Les libéraux confesseront sans doute que la civilisation et la vie bonne en société requièrent plus que le suivi attentif par chacun de son propre intérêt dans le respect effectif des règles publiques (encore faut-il en revanche que les règles soient appliquées également par tous pour que leur bénéfice social s'en fasse sentir — d'ailleurs les " anti-libéraux " de tout acabit feraient bien de se rappeler dans diverses circonstances de ce principe fondateur de l'État de droit, au respect duquel les libéraux sont un peu trop seuls aujourd'hui à appeler ). Mais il leur faut sans doute réapprendre à parler positivement, et à mieux intégrer dans leur discours, sans réticence, cet au-delà de la main invisible, cet au-delà des droits de l'ego, qui fait aussi la société et cette qualité de la vie en commun qu'est la sociabilité. Intégrer le social sans arrière-pensée ni calcul n'est pas, peu ou prou, basculer dans le socialisme. Il convient de reconnaître qu'au delà de l'intérêt personnel, la vision d'un bien plus large que le sien propre, la volonté bonne et désintéressée, civilement et politiquement, sont non seulement pensables, mais également nécessaires à la réalisation des multiples biens communs à poursuivre, et que la préférence, par exemple, de son bien propre à celui de la société que l'on dirige ou à laquelle on participe, quelle que soit cette société (entreprise, association ou société politique), reste une faute morale, quand elle n'est pas une faute légalement et justement sanctionnée. On n'est pas dispensé de remplir le verre d'autrui, lorsque soi-même l'on n'a plus soif.
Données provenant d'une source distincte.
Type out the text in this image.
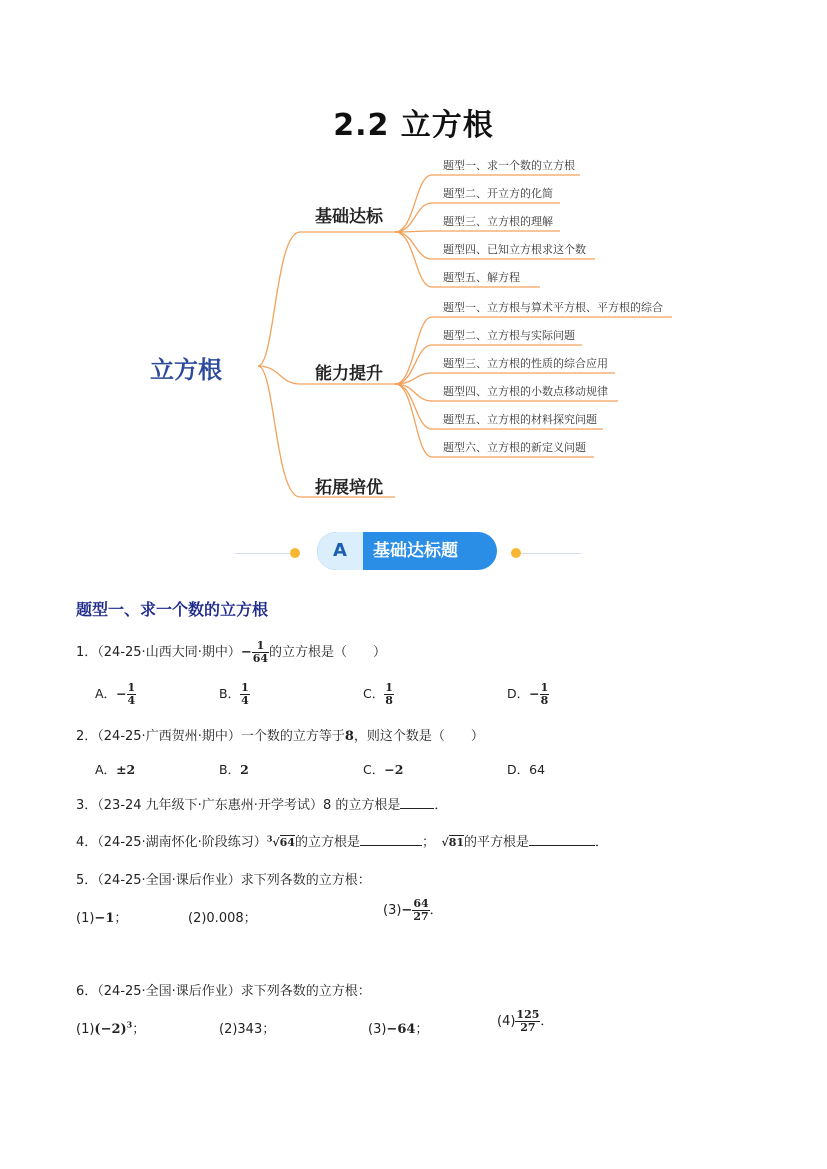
2.2 立方根
立方根
基础达标
能力提升
拓展培优
题型一、求一个数的立方根
题型二、开立方的化简
题型三、立方根的理解
题型四、已知立方根求这个数
题型五、解方程
题型一、立方根与算术平方根、平方根的综合
题型二、立方根与实际问题
题型三、立方根的性质的综合应用
题型四、立方根的小数点移动规律
题型五、立方根的材料探究问题
题型六、立方根的新定义问题
A	基础达标题
题型一、求一个数的立方根
1．（24-25·山西大同·期中）− $\frac{1}{64}$ 的立方根是（　　）
A．− $\frac{1}{4}$	B． $\frac{1}{4}$	C． $\frac{1}{8}$	D．− $\frac{1}{8}$
2．（24-25·广西贺州·期中）一个数的立方等于8，则这个数是（　　）
A．±2	B．2	C．−2	D．64
3．（23-24 九年级下·广东惠州·开学考试）8 的立方根是	．
4．（24-25·湖南怀化·阶段练习）$^3$√64的立方根是	；　 √81的平方根是	．
5．（24-25·全国·课后作业）求下列各数的立方根：
(1)−1；	(2)0.008；
$(3)- \frac{64}{27}$ ．
6．（24-25·全国·课后作业）求下列各数的立方根：
$(1)(-2)^3$；	(2)343；	(3)−64；
$(4) \frac{125}{27}$ ．
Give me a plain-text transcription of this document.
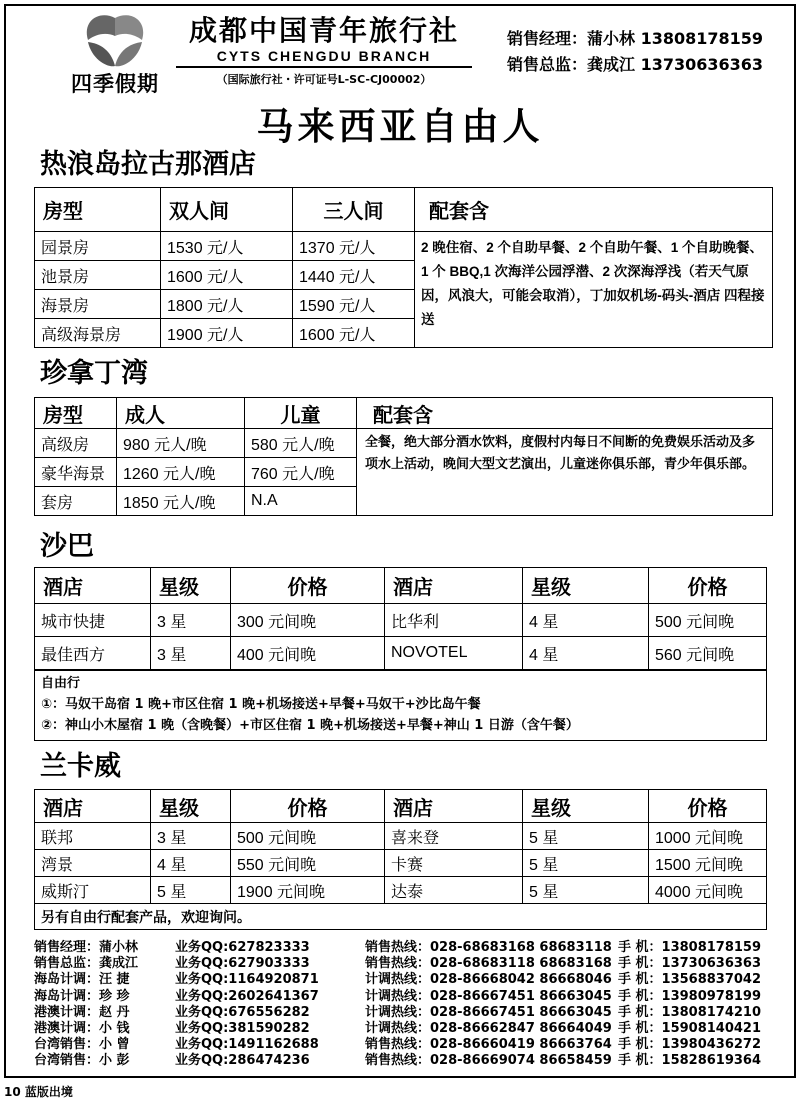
四季假期
成都中国青年旅行社
CYTS CHENGDU BRANCH
（国际旅行社・许可证号L-SC-CJ00002）
销售经理：蒲小林 13808178159
销售总监：龚成江 13730636363
马来西亚自由人
热浪岛拉古那酒店
房型	双人间	三人间	配套含
园景房	1530 元/人	1370 元/人	2 晚住宿、2 个自助早餐、2 个自助午餐、1 个自助晚餐、1 个 BBQ,1 次海洋公园浮潜、2 次深海浮浅（若天气原因，风浪大，可能会取消），丁加奴机场-码头-酒店 四程接送
池景房	1600 元/人	1440 元/人	
海景房	1800 元/人	1590 元/人	
高级海景房	1900 元/人	1600 元/人	
珍拿丁湾
房型	成人	儿童	配套含
高级房	980 元人/晚	580 元人/晚	全餐，绝大部分酒水饮料，度假村内每日不间断的免费娱乐活动及多项水上活动，晚间大型文艺演出，儿童迷你俱乐部，青少年俱乐部。
豪华海景	1260 元人/晚	760 元人/晚	
套房	1850 元人/晚	N.A	
沙巴
酒店	星级	价格	酒店	星级	价格
城市快捷	3 星	300 元间晚	比华利	4 星	500 元间晚
最佳西方	3 星	400 元间晚	NOVOTEL	4 星	560 元间晚
自由行
①：马奴干岛宿 1 晚+市区住宿 1 晚+机场接送+早餐+马奴干+沙比岛午餐
②：神山小木屋宿 1 晚（含晚餐）+市区住宿 1 晚+机场接送+早餐+神山 1 日游（含午餐）
兰卡威
酒店	星级	价格	酒店	星级	价格
联邦	3 星	500 元间晚	喜来登	5 星	1000 元间晚
湾景	4 星	550 元间晚	卡赛	5 星	1500 元间晚
威斯汀	5 星	1900 元间晚	达泰	5 星	4000 元间晚
另有自由行配套产品，欢迎询问。					
销售经理：蒲小林	业务QQ:627823333	销售热线：028-68683168 68683118 手 机：13808178159
销售总监：龚成江	业务QQ:627903333	销售热线：028-68683118 68683168 手 机：13730636363
海岛计调：汪 捷	业务QQ:1164920871	计调热线：028-86668042 86668046 手 机：13568837042
海岛计调：珍 珍	业务QQ:2602641367	计调热线：028-86667451 86663045 手 机：13980978199
港澳计调：赵 丹	业务QQ:676556282	计调热线：028-86667451 86663045 手 机：13808174210
港澳计调：小 钱	业务QQ:381590282	计调热线：028-86662847 86664049 手 机：15908140421
台湾销售：小 曾	业务QQ:1491162688	销售热线：028-86660419 86663764 手 机：13980436272
台湾销售：小 彭	业务QQ:286474236	销售热线：028-86669074 86658459 手 机：15828619364
10 蓝版出境
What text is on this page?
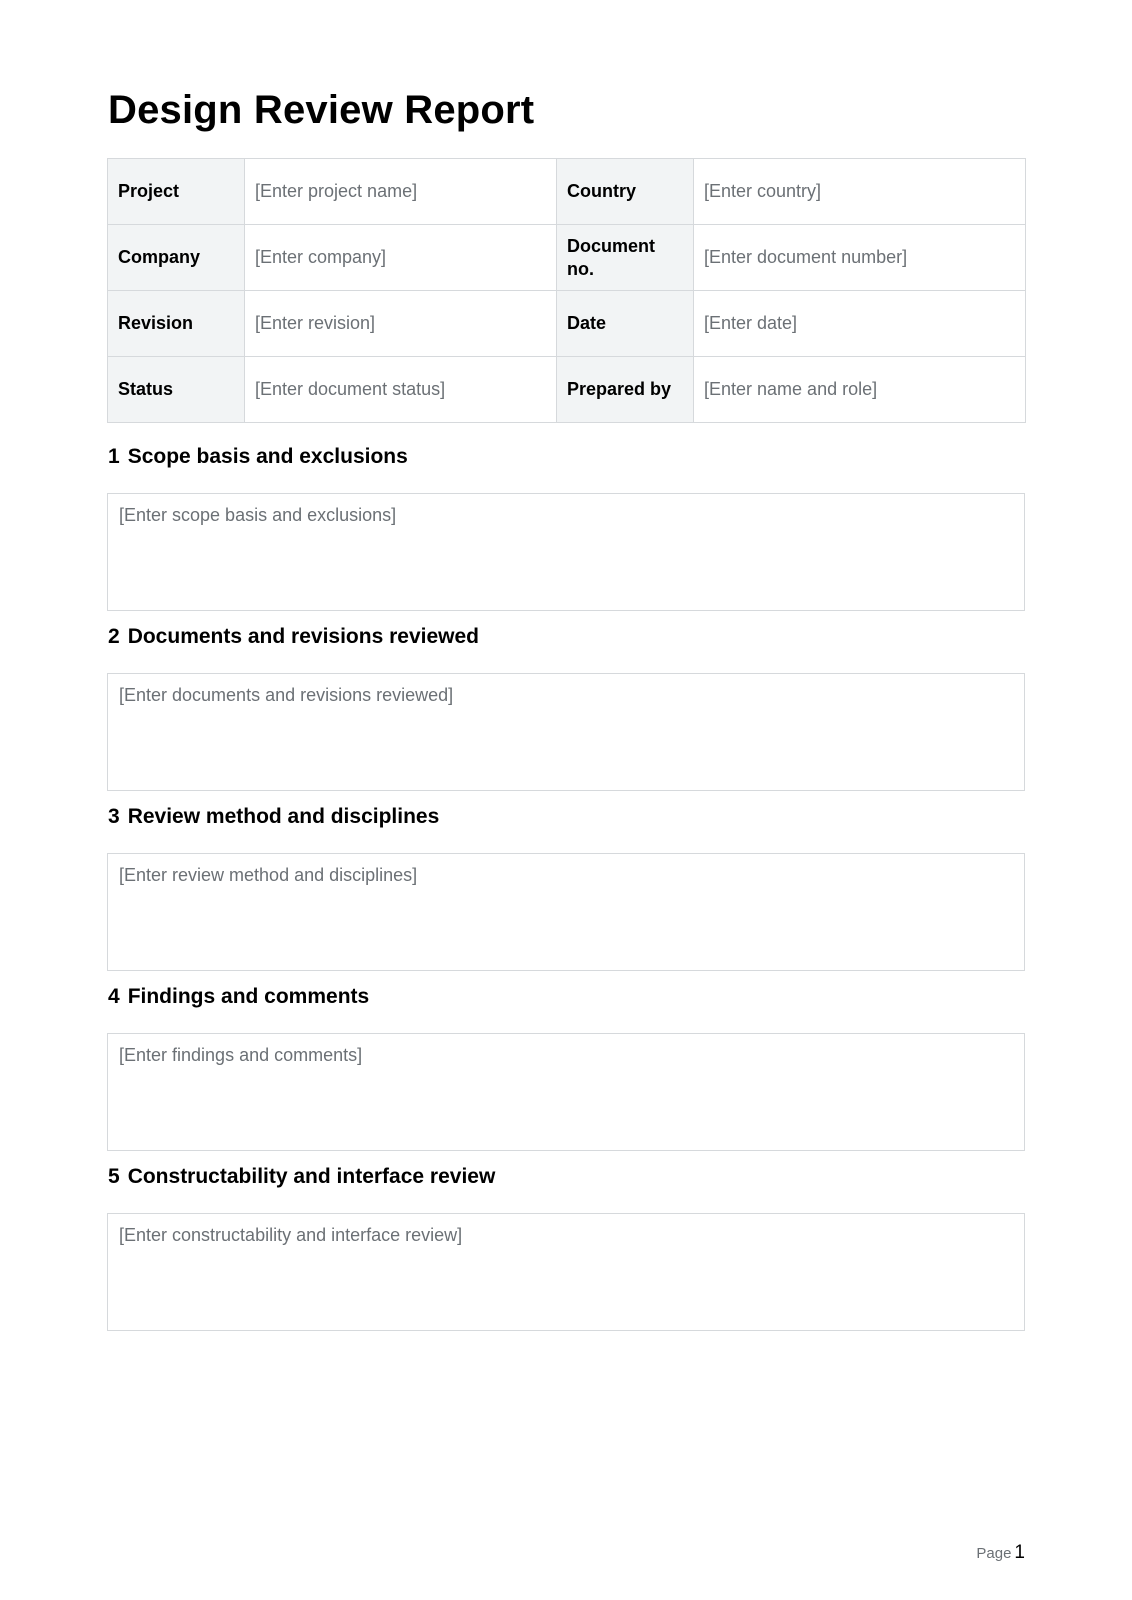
Design Review Report
Project	[Enter project name]	Country	[Enter country]
Company	[Enter company]	Document no.	[Enter document number]
Revision	[Enter revision]	Date	[Enter date]
Status	[Enter document status]	Prepared by	[Enter name and role]
1 Scope basis and exclusions
[Enter scope basis and exclusions]
2 Documents and revisions reviewed
[Enter documents and revisions reviewed]
3 Review method and disciplines
[Enter review method and disciplines]
4 Findings and comments
[Enter findings and comments]
5 Constructability and interface review
[Enter constructability and interface review]
Page 1
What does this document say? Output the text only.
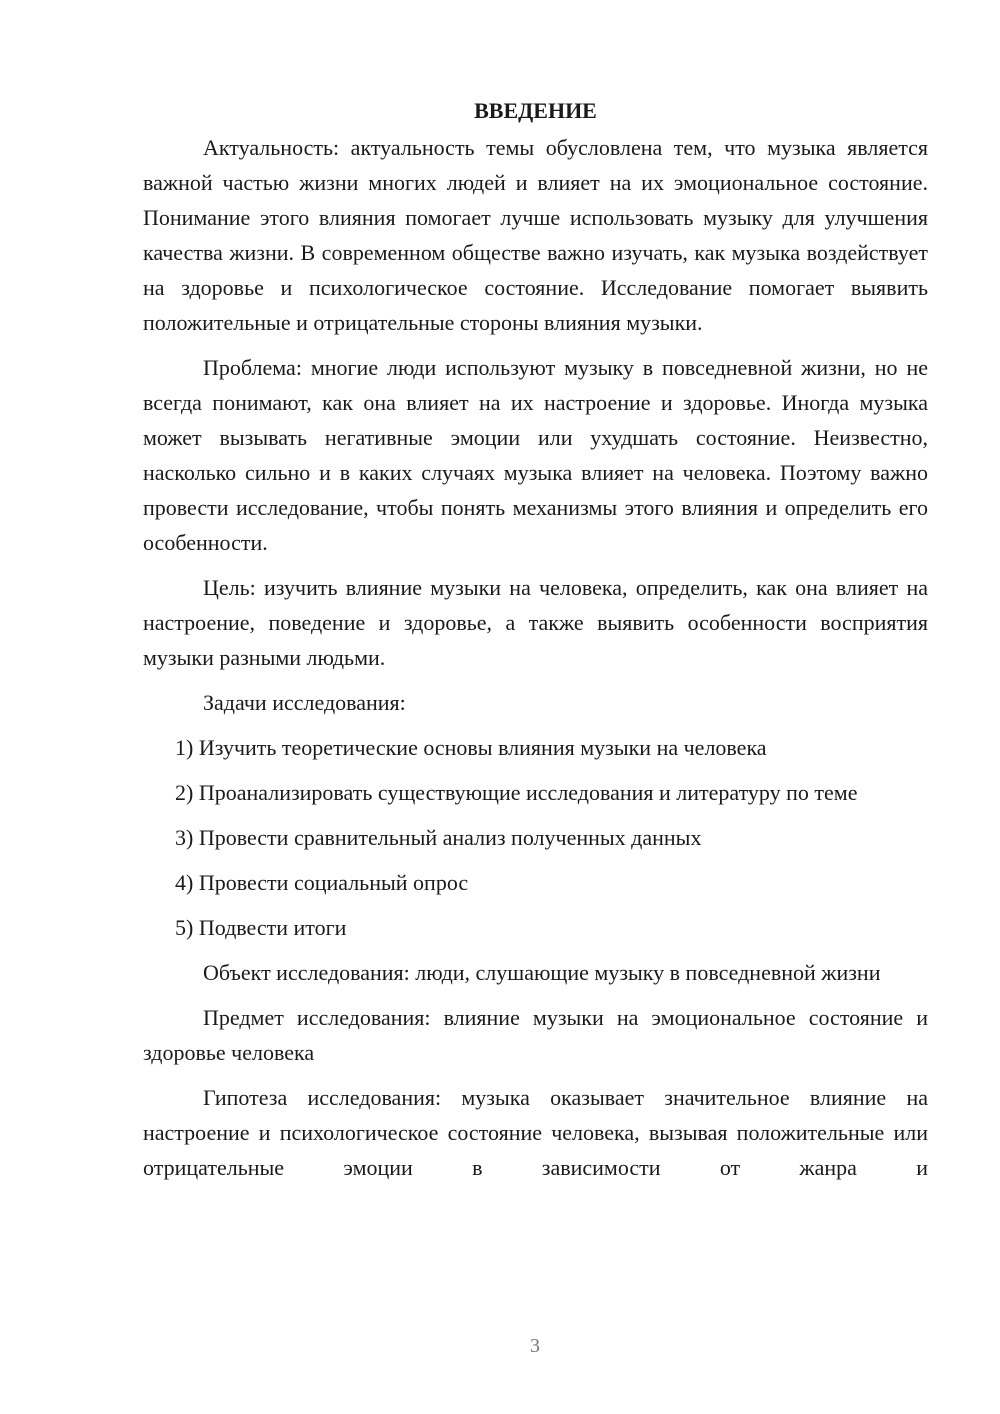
ВВЕДЕНИЕ

Актуальность: актуальность темы обусловлена тем, что музыка является важной частью жизни многих людей и влияет на их эмоциональное состояние. Понимание этого влияния помогает лучше использовать музыку для улучшения качества жизни. В современном обществе важно изучать, как музыка воздействует на здоровье и психологическое состояние. Исследование помогает выявить положительные и отрицательные стороны влияния музыки.

Проблема: многие люди используют музыку в повседневной жизни, но не всегда понимают, как она влияет на их настроение и здоровье. Иногда музыка может вызывать негативные эмоции или ухудшать состояние. Неизвестно, насколько сильно и в каких случаях музыка влияет на человека. Поэтому важно провести исследование, чтобы понять механизмы этого влияния и определить его особенности.

Цель: изучить влияние музыки на человека, определить, как она влияет на настроение, поведение и здоровье, а также выявить особенности восприятия музыки разными людьми.

Задачи исследования:

1) Изучить теоретические основы влияния музыки на человека

2) Проанализировать существующие исследования и литературу по теме

3) Провести сравнительный анализ полученных данных

4) Провести социальный опрос

5) Подвести итоги

Объект исследования: люди, слушающие музыку в повседневной жизни

Предмет исследования: влияние музыки на эмоциональное состояние и здоровье человека

Гипотеза исследования: музыка оказывает значительное влияние на настроение и психологическое состояние человека, вызывая положительные или отрицательные эмоции в зависимости от жанра и

3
Il est vrai que la logique de l'intérêt est plus civilisatrice qu'on ne le retient habituellement, comme le philosophe Alain le faisait remarquer. En effet, le commerce et la guerre, la haine et la volonté d'échanger sont incompatibles. La volonté de s'enrichir en entrant dans des liens contractuels avec l'autre suppose que bien des passions aient été surmontées, que le temps et l'esprit de la vendetta soient dépassés. Échanger avec autrui, travailler pour autrui (pour le " marché ") suppose à la base un respect minimum d'autrui, une acceptation de l'autre comme pourvu d'une certaine, voire égale, dignité humaine. Il n'est pas possible de travailler, bien du moins, pour quelqu'un que l'on mépriserait trop. " Dans l'échange des choses, disait Levi Strauss, au sujet des sociétés "primitives", il y a bien plus que l'échange des choses. " L'intérêt, la société moderne fondée sur l'intérêt (et non plus sur l'honneur), l'échange (plutôt que le pillage), le souci de la prospérité pour tous est en fait plus civilisateur pour l'ensemble de la communauté humaine que ne l'est " l'esprit de conquête " fondée sur la loi du plus fort et de la jungle réelle, comme Benjamin Constant l'a définitivement établi. On peut d'ailleurs bien mesurer cela aujourd'hui par a contrario dans le domaine culturel, en constatant à quel point la passion idéologique s'exerce au mépris des intérêts réels du public et donc au détriment même des producteurs de la culture (théâtre, musique, cinéma, télévision...).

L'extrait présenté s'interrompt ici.